Notably, per the Roku 10-K, Netflix and Alphabet’s (NASDAQ:GOOG,NASDAQ:GOOGL) YouTube account “for a majority” of hours streamed on Roku devices. Roku does not get “material revenue” from YouTube, however, and still appears to receive few dollars from Netflix.
That might not be a terrible thing in terms of growth. The lack of dollars from those streaming giants means that new streaming services from Disney (NYSE:DIS), AT&T’s (NYSE:T) WarnerMedia, and Comcast (NASDAQ:CMCSA) subsidiary NBCUniversal all can provide catalysts to revenue and profits.
But from a long-term perspective, it’s hard to see how ROKU stock is a clear and easy play on streaming when it’s not making money from the industry’s two biggest players (at least for now). And it’s difficult to see why Disney or WarnerMedia would pay Roku when they’re competing against Netflix and YouTube.
Who Buys Roku?
These questions are largely moot if Roku gets acquired. Rumors have swirled since even before the company’s IPO. At this point, Roku clearly has out-competed Alphabet and Amazon (NASDAQ:AMZN) in terms of streaming devices. As such, it would make sense that some company might want to acquire it as an entry into the streaming ecosystem — or a way to profit from it.
The problem at this point is: who? If anyone involved in streaming acquires Roku, it then owns a gateway for cord-cutters. But so many other companies are involved in streaming, that the new Roku owner instantly would own the distribution mechanism for its competitors.

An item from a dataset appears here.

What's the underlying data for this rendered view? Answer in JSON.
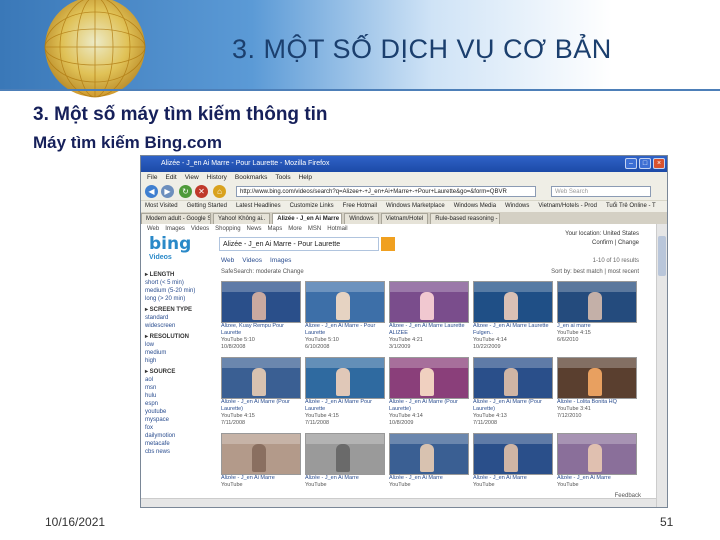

That’s a sticky situation. It makes streaming providers more hesitant to deal with Roku; they might instead turn to Amazon, who is having some success licensing its Fire TV operating system (OS) to television manufacturers. It puts Roku, at this point a subsidiary of a larger player, in an awkward position.
Meanwhile, Alphabet, Amazon and Apple (NASDAQ:AAPL) all have their own hardware (Apple’s platform is on the way). Disney and NBCUniversal won’t be looking to provide streaming services for their competitors. Smaller media companies, at this point, might be too small given Roku’s about $12 billion enterprise value.
It’s easy to assume that Roku will be bought out. But the same assumptions were made about TiVo (NASDAQ:TIVO). These aren’t the same situations, of course, but the names of potential Roku buyers being floated around don’t make all that much sense — at least not yet.
Be Careful Ahead of Earnings
Particularly with Netflix’s post-earnings flameout, ROKU stock simply looks dangerous here. Valuation is a question mark. Competition remains intense. An acquisition is far from guaranteed.
And, as we’ve seen with Netflix, streaming growth isn’t quite as linear as some would like to believe. For ROKU, so much success is priced in that anything short of a blowout quarter next month is going to be a problem. There’s a wonderful business here, to be sure. It just might not be quite as wonderful as the ROKU stock price suggests at the moment.
As of this writing, Vince Martin has no positions in any securities mentioned.